Let’s take RocksDB as example. The foreground operations are synchronous: under the hood it uses synchronous pread and pwrite syscalls. This means that a CPU without a large number of threads won’t saturate an NVMe IOPS capacity, since every pread/pwrite runs at Queue Depth 1. Over-spawning threads w.r.t to the CPU core count improves throughput only to limited extent, because we will end up paying the cost of expensive context-switches. Memory-mapped storage isn’t a great solution either: while writes to memory-mapped regions are mostly asynchronous, reads cannot: the thread will be blocked on page swap anyway. In both cases we are subject to the OS implementation which don’t really play in our favor. Here a great explanation on the reasons why.

Prior art

Previous efforts in the same direction of coroutine-based database are most notably ScyllaDB built on the Seastar framework, and CockroachDB’s Pebble; Pebble inherits the Go language asynchronous design, but heavily relies on the OS page cache.

I/O Batching

As mentioned, NVMes present the highest throughput (nb. it costs higher latency) at Queue Depth 32/64, i.e. more concurrent requests can be batched to be processed concurrently from the device. HedgeDB’s concurrency model based on coroutines allows to integrate batching quite seamlessly. I/O requests filed from the same thread can be batched while still writing code that is quite close to the sequential/blocking version.

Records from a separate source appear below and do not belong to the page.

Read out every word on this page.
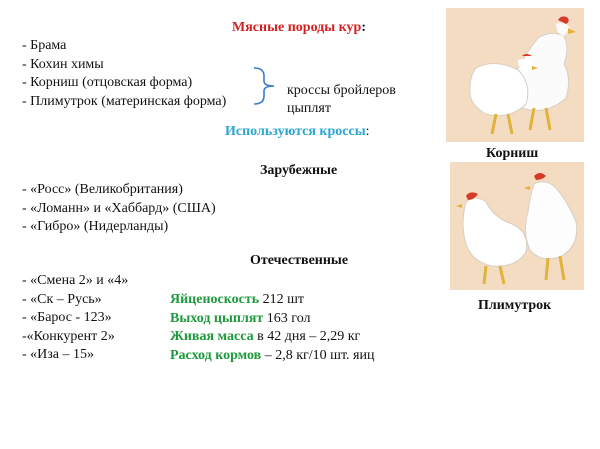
Мясные породы кур:
- Брама
- Кохин химы
- Корниш (отцовская форма)
- Плимутрок (материнская форма)
кроссы бройлеров
цыплят
Используются кроссы:
Зарубежные
- «Росс» (Великобритания)
- «Ломанн» и «Хаббард» (США)
- «Гибро» (Нидерланды)
Отечественные
- «Смена 2» и «4»
- «Ск – Русь»
- «Барос - 123»
-«Конкурент 2»
- «Иза – 15»
Яйценоскость 212 шт
Выход цыплят 163 гол
Живая масса в 42 дня – 2,29 кг
Расход кормов – 2,8 кг/10 шт. яиц
Корниш
Плимутрок
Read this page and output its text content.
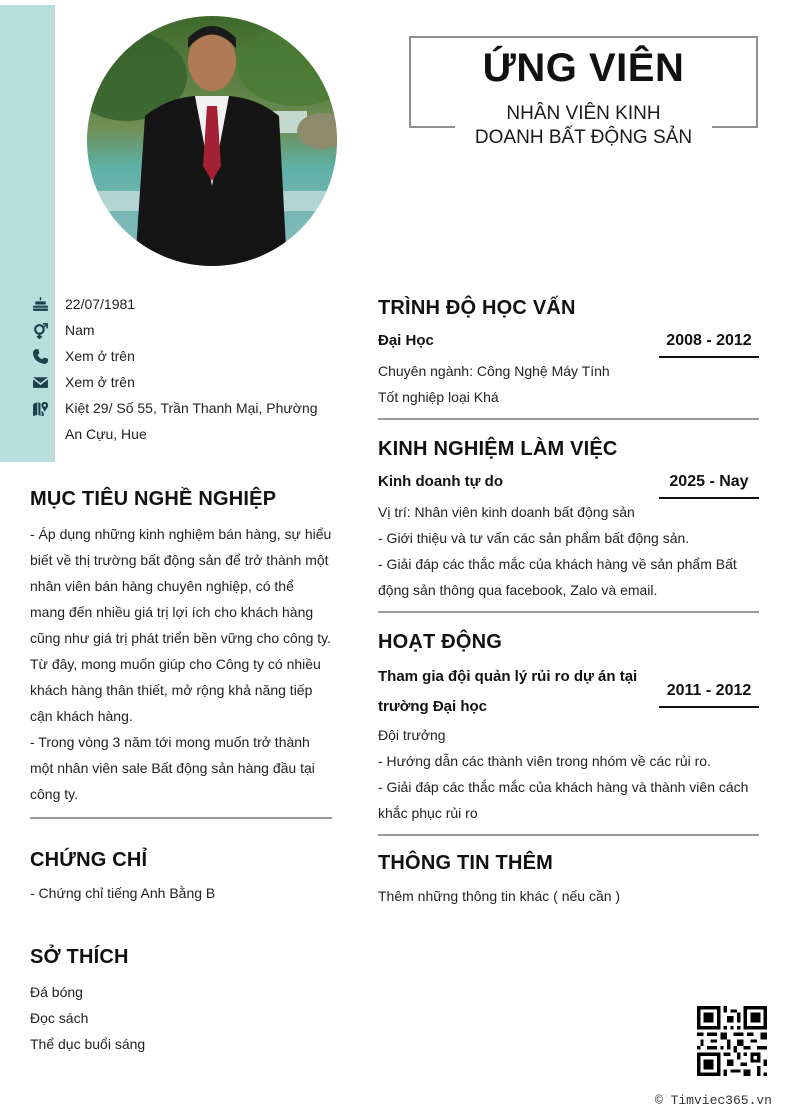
ỨNG VIÊN
NHÂN VIÊN KINH
DOANH BẤT ĐỘNG SẢN
22/07/1981
Nam
Xem ở trên
Xem ở trên
Kiệt 29/ Số 55, Trần Thanh Mại, Phường An Cựu, Hue
MỤC TIÊU NGHỀ NGHIỆP
- Áp dụng những kinh nghiệm bán hàng, sự hiểu biết về thị trường bất động sản để trở thành một nhân viên bán hàng chuyên nghiệp, có thể mang đến nhiều giá trị lợi ích cho khách hàng cũng như giá trị phát triển bền vững cho công ty. Từ đây, mong muốn giúp cho Công ty có nhiều khách hàng thân thiết, mở rộng khả năng tiếp cận khách hàng.
- Trong vòng 3 năm tới mong muốn trở thành một nhân viên sale Bất động sản hàng đầu tại công ty.
CHỨNG CHỈ
- Chứng chỉ tiếng Anh Bằng B
SỞ THÍCH
Đá bóng
Đọc sách
Thể dục buổi sáng
TRÌNH ĐỘ HỌC VẤN
Đại Học	2008 - 2012
Chuyên ngành: Công Nghệ Máy Tính
Tốt nghiệp loại Khá
KINH NGHIỆM LÀM VIỆC
Kinh doanh tự do	2025 - Nay
Vị trí: Nhân viên kinh doanh bất động sản
- Giới thiệu và tư vấn các sản phẩm bất động sản.
- Giải đáp các thắc mắc của khách hàng về sản phẩm Bất động sản thông qua facebook, Zalo và email.
HOẠT ĐỘNG
Tham gia đội quản lý rủi ro dự án tại trường Đại học
2011 - 2012
Đội trưởng
- Hướng dẫn các thành viên trong nhóm về các rủi ro.
- Giải đáp các thắc mắc của khách hàng và thành viên cách khắc phục rủi ro
THÔNG TIN THÊM
Thêm những thông tin khác ( nếu cần )
© Timviec365.vn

If you look at the codebase, you will notice many calls like

int res = co_await hedge::io::read(fd, data, size, offset);

This looks almost identical to the synchronous counterpart, yet it enables multiple I/O requests to be filed at once from one single thread.

Under the hood

HedgeDB implements a custom awaitable type that integrates io_uring into TooManyCooks. When such objects are co_awaited, an I/O request is filed to the thread local io_ctx, each holding a io_uring instance. With the help of the awaitable object, the io_ctx suspends the execution and stores internally the I/O request type and coordinates the coroutine handle for resuming it later (or the coroutine yields). Now, another task is picked for execution from the TMC executor work-queue, that might potentially file another I/O request. This process continues until one of these conditions fires:

  1. There are enough pending requests to fill the io_uring submission queue;

  2. There is no available task to be executed for the current executor.

The io_ctx now calls io_uring_submit_and_wait on the requests batch. As the name suggests, this call submits a batch of I/O requests (or, Submission Queue Entries) to the system and synchronously waits for at least a Completion Queue Entry to land.

Now that the I/O requests are fulfilled, every suspended task gets resumed by being scheduled on its reference threadpool.